Emi: A colleague of mine at the telephone company was a Sophia University student living in the same dormitory as Jerome. He introduced me to Jerome at a party.
What was your wedding like?
Emi: We registered our marriage at a ward office in September 1989 in Tokyo. We chose not to have a wedding reception. Neither of us has a religion, so there was no obligation to hold a reception.
Also, if we had done it in Tokyo, we would have had to do it in France as well. Our close family members got together in Singapore — because of its convenient location between France and Japan — in August 1989 to have dinner and take photos.
How did your parents react to your marriage?
Emi: They took it well.
Jerome: They were surprised because I was very young. That’s all.
Emi: I spent three years in Belgium when I was a child, and my parents have always liked Western things. They speak English, so they can communicate with Jerome’s parents.
You gave birth to your daughter relatively late. Why didn’t you want a child sooner?
Emi: I used to take paid holidays as long as three straight weeks, and we went on backpacking trips to Asia and other places. It was fun. I didn’t feel like having children.
Jerome: I didn’t really think about having kids.
What changed your mind?
Emi: I once went to a funeral of a husband of someone I knew from my job. I realized the widow could go on with her life because her child was her emotional support. Then I thought: “What if something happens to one of us?”
Jerome: I have always liked children as I’m from a big family. I have many brothers, sisters and cousins.
What language do you speak to your daughter? What language does she speak to you?
Emi: I speak only Japanese to her.
Jerome: I speak only French to her.
Emi: Mio speaks only Japanese to me, and only French to Jerome.
Jerome: When I say something in Japanese, Mio asks me: “Why do you speak Japanese?” She expects me to speak French, as she wants to hear Japanese from her mother.
Emi: Between Jerome and me, we speak a mixture of Japanese and French.
What school do you want Mio to attend after she leaves her Japanese nursery school?
Emi: That is a difficult issue. Mio will probably go to an international school or the French Lycee. But she will continue her extracurricular activities like ballet and swimming in a Japanese environment. This is because we would like Mio to experience an international environment as well as have a solid identity as a Japanese.
Jerome: I agree with Emi on this subject.
Will you live in Japan for long?
Emi: Probably, unless I am transferred abroad like my father.
Jerome: I like Japan. It is a very interesting place to live.
What is your typical daily schedule?
Emi: I drop off Mio at nursery school around 7:40 a.m. I come home rather late because now is the busiest time just less than a month before the hotel opening, which will be very exciting.
Jerome: I pick up Mio around 4:30 p.m. I contact my clients by telephone and e-mail, so I rarely have to go out. I cook with Mio, and she likes it.
Emi: French men typically put high priority on their family.

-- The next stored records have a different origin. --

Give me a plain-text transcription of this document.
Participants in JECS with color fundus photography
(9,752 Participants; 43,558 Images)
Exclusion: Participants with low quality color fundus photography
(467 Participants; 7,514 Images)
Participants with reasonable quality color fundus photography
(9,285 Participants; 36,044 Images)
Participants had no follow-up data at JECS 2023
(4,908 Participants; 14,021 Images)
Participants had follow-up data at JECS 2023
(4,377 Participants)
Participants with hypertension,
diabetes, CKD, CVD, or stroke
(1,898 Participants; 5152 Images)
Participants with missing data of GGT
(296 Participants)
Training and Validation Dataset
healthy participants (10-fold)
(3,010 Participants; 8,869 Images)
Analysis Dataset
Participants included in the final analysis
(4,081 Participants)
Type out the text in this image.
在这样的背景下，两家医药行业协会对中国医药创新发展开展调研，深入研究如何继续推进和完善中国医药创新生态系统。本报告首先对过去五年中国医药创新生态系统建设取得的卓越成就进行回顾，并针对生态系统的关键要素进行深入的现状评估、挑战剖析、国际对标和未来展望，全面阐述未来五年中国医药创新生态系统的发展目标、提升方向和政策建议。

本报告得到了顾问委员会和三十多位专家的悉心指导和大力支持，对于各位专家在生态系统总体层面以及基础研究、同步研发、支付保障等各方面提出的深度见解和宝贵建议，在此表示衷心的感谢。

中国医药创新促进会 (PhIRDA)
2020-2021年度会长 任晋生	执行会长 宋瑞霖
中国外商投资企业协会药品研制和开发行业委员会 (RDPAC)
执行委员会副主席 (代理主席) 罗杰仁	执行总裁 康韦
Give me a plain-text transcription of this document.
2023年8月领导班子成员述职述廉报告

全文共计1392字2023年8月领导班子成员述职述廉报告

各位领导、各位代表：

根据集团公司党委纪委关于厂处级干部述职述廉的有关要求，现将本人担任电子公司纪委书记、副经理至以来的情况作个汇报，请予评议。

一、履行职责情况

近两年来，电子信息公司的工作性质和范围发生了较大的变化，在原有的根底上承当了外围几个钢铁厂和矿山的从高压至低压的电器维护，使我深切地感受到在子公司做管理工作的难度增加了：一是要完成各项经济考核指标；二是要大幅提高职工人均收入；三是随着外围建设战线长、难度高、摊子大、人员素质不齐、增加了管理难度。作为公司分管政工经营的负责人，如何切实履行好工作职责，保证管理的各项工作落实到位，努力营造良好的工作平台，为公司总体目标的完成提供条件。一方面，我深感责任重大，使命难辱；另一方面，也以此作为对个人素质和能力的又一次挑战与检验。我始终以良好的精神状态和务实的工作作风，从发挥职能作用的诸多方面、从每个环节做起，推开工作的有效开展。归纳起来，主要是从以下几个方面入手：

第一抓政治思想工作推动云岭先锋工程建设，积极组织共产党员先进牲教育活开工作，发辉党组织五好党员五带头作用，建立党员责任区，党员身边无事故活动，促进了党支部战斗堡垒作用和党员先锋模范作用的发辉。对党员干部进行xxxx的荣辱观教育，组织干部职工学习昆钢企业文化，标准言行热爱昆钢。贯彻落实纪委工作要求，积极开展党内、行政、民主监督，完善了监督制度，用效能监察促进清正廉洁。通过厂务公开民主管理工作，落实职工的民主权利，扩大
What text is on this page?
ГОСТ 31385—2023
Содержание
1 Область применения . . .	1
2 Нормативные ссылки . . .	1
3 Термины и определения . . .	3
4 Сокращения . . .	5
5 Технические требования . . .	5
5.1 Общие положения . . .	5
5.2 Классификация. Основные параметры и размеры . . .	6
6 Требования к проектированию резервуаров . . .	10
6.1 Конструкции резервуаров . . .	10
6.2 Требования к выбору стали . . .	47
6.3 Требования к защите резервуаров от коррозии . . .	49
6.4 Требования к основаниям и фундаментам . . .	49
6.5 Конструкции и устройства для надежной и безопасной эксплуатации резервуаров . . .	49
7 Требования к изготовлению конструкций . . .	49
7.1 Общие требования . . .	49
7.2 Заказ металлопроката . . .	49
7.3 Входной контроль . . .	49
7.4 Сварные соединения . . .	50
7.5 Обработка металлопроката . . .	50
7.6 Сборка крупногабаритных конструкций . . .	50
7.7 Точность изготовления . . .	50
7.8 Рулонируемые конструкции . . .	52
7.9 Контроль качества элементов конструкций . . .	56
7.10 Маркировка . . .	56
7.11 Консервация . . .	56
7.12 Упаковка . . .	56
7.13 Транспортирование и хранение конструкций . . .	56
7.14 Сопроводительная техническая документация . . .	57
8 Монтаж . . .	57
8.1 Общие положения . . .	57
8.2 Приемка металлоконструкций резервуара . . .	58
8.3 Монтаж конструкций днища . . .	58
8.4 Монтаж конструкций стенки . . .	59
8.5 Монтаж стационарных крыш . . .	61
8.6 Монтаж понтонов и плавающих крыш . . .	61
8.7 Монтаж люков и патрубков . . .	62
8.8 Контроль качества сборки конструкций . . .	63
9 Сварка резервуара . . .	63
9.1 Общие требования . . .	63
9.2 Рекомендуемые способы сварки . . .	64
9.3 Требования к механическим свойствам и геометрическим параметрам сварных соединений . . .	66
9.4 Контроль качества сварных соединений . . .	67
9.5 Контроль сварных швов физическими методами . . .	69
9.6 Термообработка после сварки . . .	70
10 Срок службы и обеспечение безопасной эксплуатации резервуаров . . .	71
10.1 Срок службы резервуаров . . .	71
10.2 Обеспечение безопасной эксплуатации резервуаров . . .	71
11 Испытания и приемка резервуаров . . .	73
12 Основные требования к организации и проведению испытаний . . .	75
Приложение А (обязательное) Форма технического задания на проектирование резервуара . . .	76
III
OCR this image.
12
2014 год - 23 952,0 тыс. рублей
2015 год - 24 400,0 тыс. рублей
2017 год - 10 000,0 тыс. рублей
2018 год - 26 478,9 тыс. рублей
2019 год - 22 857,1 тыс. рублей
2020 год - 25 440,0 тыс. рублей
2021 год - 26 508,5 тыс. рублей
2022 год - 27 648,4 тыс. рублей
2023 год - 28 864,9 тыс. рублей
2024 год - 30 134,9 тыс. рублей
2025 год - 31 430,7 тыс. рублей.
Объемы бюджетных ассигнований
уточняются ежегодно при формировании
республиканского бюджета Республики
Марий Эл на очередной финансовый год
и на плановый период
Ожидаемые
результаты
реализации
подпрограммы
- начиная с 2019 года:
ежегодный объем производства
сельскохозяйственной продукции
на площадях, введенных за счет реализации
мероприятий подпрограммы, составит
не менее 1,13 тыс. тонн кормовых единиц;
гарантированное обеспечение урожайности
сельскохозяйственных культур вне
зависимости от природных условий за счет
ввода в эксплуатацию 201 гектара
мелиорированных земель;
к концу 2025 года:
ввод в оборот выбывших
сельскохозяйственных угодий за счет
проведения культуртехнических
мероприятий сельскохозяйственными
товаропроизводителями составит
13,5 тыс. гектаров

Emi: When the hotel opens its doors, I will of course thank everyone who supported me, especially Jerome.
Does Mio like Anpanman and other “anime” characters?
Jerome: We don’t show her TV and DVDs. It’s really not necessary for children. We like life in the simple way. None of us has a mobile phone, for example, because we think it’s not necessary for us. As for children, I think they should play with what’s real. We have a TV but Mio is not interested in it. She’ll have plenty of opportunities to spend time in front of a screen later in her life.